Komunitas adat Lomba, kini dikenal sebagai Tanah Romba, merupakan bagian penting dari kekayaan budaya Nusa Tenggara Timur. Terletak di pantai selatan Pulau Flores, wilayah ini kaya akan sejarah dan cerita rakyat. Bergantung pada laut dan tanah, kehidupan di sini penuh dengan tradisi yang diwariskan dari generasi ke generasi.
Geografis Romba yang memikat menjadikannya tempat bersejarah. Terbentang dari Mbuju hingga pantai Lomba, tiga kampung utama: Rombawawo, Romba Wena, dan Romba Nuamuri, menciptakan harmonisasi budaya yang unik. Lomba Ua, yang berarti Lomba dan Ua, memperlihatkan keragaman dan keunikan yang hidup dalam komunitasnya.
Sejarah Nama Tanah Romba
Asal usul nama Romba berasal dari kata lomba, yang berarti insang ikan. Dengan lokasinya yang berada di pinggir laut, Romba menjadi tempat strategis untuk pengeringan ikan oleh nelayan dari Pulau Ende.
Para nelayan dari Ende sering singgah di sini untuk memanfaatkan potensi alam. Mereka mengeringkan hasil tangkapannya di pantai berbatu, sumber daya alam menjadi landasan eksplorasi budaya dan ekonomi yang menghidupi masyarakat lokal.
Komunitas Adat dan Keberadaan Kampung
Kampung Romba terdiri dari tiga komunitas utama: Romba Wawo, Romba Wena, dan Romba Nuamuri, yang masing-masing memiliki keunikan tersendiri. Ketiga kampung ini bersatu di bawah komunitas adat Jawa Wawo.
Masyarakat Jawawawo menganggap Ua Lomba Wawo sebagai bagian dari identitas adat mereka meskipun dipisah oleh batas geografi. Harmonisasi ini menambah kedalaman hubungan sosial di wilayah ini.
Geografi dan Administrasi Romba
Sebagai bagian dari Kecamatan Keo Tengah, Romba memiliki posisi strategis yang mempengaruhi struktur sosial dan ekonomi. Kehidupan di Romba tidak hanya terfokus pada adat, tetapi juga pada pengelolaan sumber daya alam yang mendukung masyarakat setempat.
Nalayan dari Ende mengandalkan Romba sebagai titik penting dalam perdagangan barang keperluan sehari-hari. Di sisi lain, pertanian seperti kelapa, pisang, ubi, dan jagung menjadi sumber ekonomi alternatif bagi warga, menunjukkan diversifikasi yang didorong oleh kebutuhan dan keterampilan lokal.
Warisan Budaya yang Kental
Kehadiran Romba sebagai komunitas adat memperkaya warisan budaya Flores. Dengan adat istiadat yang hidup, Romba menjaga kelestarian tradisi melalui upacara dan ritual. Warisan ini diwujudkan dalam bentuk gotong royong dan interaksi sosial yang mengedepankan nilai-nilai kekeluargaan.
Perjuangan dan Sejarah Kepemilikan Tanah
Tanah Romba memiliki sejarah panjang dalam kepemilikan, awalnya dimiliki oleh Rogo Rabi, pelaut asal Makassar, kemudian bergeser kepemilikannya ke tangan Ejo Keo. Perubahan ini menandakan dinamika sosial-politik yang mempengaruhi kondisi masyarakat saat itu.

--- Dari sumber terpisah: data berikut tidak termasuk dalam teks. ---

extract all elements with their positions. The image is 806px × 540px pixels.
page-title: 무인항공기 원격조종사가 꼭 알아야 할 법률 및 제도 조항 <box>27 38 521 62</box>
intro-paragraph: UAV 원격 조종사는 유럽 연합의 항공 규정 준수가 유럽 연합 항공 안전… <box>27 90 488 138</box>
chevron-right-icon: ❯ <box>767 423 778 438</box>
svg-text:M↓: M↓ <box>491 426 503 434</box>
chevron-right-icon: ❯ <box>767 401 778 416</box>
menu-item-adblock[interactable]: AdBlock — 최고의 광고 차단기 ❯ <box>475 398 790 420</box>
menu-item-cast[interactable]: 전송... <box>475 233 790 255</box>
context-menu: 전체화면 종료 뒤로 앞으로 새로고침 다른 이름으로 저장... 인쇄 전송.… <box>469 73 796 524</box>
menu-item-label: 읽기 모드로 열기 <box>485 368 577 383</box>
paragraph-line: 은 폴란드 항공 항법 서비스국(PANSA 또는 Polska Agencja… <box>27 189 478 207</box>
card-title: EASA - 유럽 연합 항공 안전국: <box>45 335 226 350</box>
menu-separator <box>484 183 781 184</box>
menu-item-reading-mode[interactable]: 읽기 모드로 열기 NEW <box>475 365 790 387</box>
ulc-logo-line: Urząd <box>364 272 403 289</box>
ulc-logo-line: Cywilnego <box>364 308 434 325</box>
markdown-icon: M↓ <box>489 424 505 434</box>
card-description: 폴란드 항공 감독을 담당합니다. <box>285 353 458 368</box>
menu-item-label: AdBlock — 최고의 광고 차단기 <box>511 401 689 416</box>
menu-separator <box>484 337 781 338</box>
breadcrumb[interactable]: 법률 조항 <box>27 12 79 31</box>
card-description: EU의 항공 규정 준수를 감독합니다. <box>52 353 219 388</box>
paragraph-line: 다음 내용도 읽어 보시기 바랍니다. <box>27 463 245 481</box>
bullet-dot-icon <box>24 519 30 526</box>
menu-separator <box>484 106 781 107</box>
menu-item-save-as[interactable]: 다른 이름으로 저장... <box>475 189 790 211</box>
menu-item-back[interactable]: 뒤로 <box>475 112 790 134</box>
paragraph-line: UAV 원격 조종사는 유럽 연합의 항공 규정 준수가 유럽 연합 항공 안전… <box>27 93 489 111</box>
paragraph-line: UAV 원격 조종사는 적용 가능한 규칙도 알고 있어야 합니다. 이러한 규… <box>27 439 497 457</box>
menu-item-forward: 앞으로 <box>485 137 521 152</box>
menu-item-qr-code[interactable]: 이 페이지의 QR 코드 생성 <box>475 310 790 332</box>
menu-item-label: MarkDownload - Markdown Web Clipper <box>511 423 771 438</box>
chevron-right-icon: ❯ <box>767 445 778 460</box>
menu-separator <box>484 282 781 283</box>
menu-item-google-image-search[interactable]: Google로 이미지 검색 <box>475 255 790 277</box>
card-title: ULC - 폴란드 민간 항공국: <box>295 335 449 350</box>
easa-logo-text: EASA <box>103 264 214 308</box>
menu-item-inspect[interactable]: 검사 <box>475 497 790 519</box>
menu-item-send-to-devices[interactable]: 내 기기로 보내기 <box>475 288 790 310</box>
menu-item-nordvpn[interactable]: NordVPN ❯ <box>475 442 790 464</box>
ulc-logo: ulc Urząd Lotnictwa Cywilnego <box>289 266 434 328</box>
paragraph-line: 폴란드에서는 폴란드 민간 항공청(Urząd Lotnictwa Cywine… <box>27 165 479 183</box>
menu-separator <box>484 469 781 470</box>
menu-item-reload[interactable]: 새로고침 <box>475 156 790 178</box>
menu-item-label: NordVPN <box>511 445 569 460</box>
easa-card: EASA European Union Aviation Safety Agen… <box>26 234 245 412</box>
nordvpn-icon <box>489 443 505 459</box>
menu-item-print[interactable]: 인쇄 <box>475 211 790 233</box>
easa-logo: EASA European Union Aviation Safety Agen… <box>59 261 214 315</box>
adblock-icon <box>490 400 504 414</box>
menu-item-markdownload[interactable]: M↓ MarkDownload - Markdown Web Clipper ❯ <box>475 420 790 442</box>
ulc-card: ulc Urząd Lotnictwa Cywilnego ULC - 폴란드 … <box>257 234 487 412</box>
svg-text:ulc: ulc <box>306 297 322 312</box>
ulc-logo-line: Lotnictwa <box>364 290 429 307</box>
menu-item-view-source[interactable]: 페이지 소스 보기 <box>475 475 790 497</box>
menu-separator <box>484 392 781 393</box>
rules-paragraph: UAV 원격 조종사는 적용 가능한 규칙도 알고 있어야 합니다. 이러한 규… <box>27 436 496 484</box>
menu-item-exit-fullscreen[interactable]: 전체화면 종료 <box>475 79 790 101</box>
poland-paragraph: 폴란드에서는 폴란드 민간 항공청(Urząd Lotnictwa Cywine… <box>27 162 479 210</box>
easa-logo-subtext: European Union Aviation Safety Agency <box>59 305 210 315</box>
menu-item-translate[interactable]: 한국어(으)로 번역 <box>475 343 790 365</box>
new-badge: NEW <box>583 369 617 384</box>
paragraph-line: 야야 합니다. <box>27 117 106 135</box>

Wilayah ini pernah menjadi bagian dari Hamente Pautola sebelum terbentuknya pemerintahan desa, dengan Mohamad Saleh Ria sebagai kepala mere, menunjukkan kepemimpinan lokal yang berpegang teguh pada disiplin adat dan kebijaksanaan.
Identitas dan Kota Kecamatan
Masyarakat Romba mengidentifikasi diri mereka sebagai bagian dari komunitas yang lebih besar, di bawah desa Witurombaua dan kecamatan Keo Tengah. Identitas ini menciptakan ikatan sosial yang kuat dan mempengaruhi hubungan mereka dengan desa-desa sekitarnya.
Peran Laut Sawu dalam Kehidupan Sehari-hari
Laut Sawu adalah bagian integral dari kehidupan sehari-hari masyarakat Romba. Laut menjadi sumber penghidupan dan inspirasi bagi penduduknya, menjadikannya simbol kekayaan alam dan tradisi maritim yang kental.
Budaya Romba yang kaya mencerminkan kombinasi harmonis antara tradisi lama dan perkembangan modern. Kampung ini tetap menjadi saksi bisu perubahan zaman, sekaligus menjaga keutuhan nilai-nilai leluhur.